BtoB: List leaders continue to struggle with rate negotiation. What are the challenges of this situation?

Schwedelson: Mailers, brokers, list managers, list owners all want the same thing, and it becomes a very tense environment. Last year was the year of the negotiated list rental. Everybody was trying to work out a better CPM, a better net name arrangement, anything they could do. List managers and list owners were negotiating with brokers in order to get the business, even if it wasn't close to the rate card. Mailers received certain rates to use certain lists. Now that same mailer wants to use that list again, but the economy has started to pick up, and the list owner doesn't want to offer the same price.A lot of the debate at DMA's annual list leader meeting back in October was about locking in a pricing. There has not been any coordinated resolution.

BtoB: What are the effects of the Web on the list industry?

Schwedelson: Over the last 24 months or so, the traditional list management companies have taken over the prospect e-mail marketing space. Two years ago, the major players in the e-mail list space were Internet companies like DoubleClick, YesMail and 24/7 Media. A lot of those companies are not in that space now. DoubleClick sold off that business; so did 24/7.

The dominant players by far in the e-mail space now are traditional list managers. [They] represent in excess of 75% of all e-mail lists. They already are representing an organization's direct marketing database. It's just another thing they can market.

BtoB: Commissions seem to have become a point of contention. What are the issues?

Schwedelson: As a list manager, you generally receive a 10% commission for generating sales and list rental on a file.

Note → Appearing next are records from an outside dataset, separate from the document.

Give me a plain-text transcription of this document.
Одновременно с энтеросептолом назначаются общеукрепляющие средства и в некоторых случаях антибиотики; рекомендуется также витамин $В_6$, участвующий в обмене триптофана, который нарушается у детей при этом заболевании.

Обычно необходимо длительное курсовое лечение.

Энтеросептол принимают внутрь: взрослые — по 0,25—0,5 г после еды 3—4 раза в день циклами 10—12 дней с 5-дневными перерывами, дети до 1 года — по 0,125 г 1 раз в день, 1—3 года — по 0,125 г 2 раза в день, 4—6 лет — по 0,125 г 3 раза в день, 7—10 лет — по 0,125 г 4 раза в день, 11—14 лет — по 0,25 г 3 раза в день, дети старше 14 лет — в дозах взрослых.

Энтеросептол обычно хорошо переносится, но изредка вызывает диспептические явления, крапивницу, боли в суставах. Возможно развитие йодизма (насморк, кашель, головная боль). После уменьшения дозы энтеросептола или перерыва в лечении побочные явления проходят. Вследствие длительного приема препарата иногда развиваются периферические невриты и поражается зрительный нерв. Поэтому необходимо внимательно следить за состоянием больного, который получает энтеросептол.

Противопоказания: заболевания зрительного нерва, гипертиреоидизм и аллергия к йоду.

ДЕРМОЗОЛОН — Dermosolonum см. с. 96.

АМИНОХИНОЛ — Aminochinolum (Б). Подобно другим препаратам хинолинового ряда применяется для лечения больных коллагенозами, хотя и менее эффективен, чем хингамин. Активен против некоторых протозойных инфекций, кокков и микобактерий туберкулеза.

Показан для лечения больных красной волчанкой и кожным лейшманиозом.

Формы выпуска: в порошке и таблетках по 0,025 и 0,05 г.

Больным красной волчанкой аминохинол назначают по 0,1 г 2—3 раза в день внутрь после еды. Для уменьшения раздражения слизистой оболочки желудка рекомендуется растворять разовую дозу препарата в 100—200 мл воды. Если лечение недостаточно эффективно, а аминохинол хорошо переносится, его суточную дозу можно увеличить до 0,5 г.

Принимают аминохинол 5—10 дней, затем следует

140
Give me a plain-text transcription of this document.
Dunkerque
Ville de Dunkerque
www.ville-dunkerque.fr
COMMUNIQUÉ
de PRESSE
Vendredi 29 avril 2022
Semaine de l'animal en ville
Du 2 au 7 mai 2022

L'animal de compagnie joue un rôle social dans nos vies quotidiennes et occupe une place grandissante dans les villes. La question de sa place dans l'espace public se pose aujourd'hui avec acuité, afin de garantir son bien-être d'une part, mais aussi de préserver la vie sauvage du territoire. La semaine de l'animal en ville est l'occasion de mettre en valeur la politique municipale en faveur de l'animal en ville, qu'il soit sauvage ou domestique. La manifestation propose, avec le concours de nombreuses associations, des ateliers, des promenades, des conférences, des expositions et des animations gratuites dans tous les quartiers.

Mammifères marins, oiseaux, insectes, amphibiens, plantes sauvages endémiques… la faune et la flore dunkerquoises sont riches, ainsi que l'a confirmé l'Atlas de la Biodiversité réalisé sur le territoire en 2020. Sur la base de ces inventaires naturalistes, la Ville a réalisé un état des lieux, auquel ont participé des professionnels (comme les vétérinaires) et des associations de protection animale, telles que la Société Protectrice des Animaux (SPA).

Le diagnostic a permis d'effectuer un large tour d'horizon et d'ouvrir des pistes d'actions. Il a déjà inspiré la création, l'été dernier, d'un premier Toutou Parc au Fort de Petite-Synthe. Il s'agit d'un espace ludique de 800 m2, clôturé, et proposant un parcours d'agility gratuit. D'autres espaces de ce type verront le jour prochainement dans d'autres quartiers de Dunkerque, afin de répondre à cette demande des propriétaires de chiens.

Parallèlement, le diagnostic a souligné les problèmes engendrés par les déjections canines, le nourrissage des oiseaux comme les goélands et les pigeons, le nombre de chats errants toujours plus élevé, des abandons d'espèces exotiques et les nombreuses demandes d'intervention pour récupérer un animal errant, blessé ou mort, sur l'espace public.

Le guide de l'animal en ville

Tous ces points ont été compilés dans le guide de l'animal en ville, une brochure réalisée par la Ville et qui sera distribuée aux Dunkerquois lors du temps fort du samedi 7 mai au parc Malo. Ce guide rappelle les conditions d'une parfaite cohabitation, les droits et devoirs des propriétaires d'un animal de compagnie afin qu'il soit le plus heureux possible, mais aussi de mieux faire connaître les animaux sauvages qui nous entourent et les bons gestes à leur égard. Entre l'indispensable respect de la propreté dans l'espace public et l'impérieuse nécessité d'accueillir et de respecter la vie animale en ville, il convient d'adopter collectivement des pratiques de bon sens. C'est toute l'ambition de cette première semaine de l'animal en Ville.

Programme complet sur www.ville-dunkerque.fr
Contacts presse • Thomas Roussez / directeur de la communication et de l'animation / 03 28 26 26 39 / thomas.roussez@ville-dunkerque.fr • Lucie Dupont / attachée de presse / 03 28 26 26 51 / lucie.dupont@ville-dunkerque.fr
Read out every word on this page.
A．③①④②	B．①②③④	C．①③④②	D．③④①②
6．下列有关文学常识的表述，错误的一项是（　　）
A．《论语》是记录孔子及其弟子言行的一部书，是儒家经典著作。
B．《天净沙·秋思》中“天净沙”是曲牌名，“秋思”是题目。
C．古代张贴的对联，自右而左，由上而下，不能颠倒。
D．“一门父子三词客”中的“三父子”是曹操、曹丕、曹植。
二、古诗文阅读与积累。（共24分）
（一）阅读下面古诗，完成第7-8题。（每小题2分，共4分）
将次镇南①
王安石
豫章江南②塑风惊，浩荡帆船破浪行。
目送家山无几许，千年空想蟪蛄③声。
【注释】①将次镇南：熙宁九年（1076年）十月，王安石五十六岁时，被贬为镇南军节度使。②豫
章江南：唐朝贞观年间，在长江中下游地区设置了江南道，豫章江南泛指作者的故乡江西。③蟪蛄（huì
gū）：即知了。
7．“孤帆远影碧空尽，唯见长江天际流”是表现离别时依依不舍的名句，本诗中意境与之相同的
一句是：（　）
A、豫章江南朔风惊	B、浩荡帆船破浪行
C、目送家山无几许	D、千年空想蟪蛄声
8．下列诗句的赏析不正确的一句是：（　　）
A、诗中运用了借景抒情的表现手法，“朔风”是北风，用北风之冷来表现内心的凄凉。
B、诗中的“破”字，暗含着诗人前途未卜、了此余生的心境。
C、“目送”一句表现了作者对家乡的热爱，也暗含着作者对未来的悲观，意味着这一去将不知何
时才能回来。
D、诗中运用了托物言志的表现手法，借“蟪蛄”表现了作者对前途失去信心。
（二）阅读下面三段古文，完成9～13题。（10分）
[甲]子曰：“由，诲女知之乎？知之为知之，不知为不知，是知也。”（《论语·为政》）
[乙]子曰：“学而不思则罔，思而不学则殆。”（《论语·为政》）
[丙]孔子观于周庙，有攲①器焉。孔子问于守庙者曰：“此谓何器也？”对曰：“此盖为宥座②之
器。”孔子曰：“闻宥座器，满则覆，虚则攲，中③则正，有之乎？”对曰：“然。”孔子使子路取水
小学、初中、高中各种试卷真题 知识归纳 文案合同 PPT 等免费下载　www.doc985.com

The broker who has the client gets 20%, and the list owner receives 70%. A lot of brokers are negotiating with mailers to take less than the standard 20% and give it back to the mailer.

Brokers are upset about that because it undermines the industry. We should be competing on our ideas, our customer service and our organization. It should not be based on shortsighted pricing.

BtoB: Are companies taking advantage of e-mail and postal lists to conduct integrated campaigns?

Schwedelson: The technology marketers are most actively using the multichannel effort. The professional sectors-doctors, lawyers, accountants-tend to be the least technical and to use e-mail the least, so they are a difficult group to do a multichannel effort to.

Beyond the technology marketplace, there's really not a lot of activity. It's an expensive program to test, because you're basically paying for two lists for one campaign.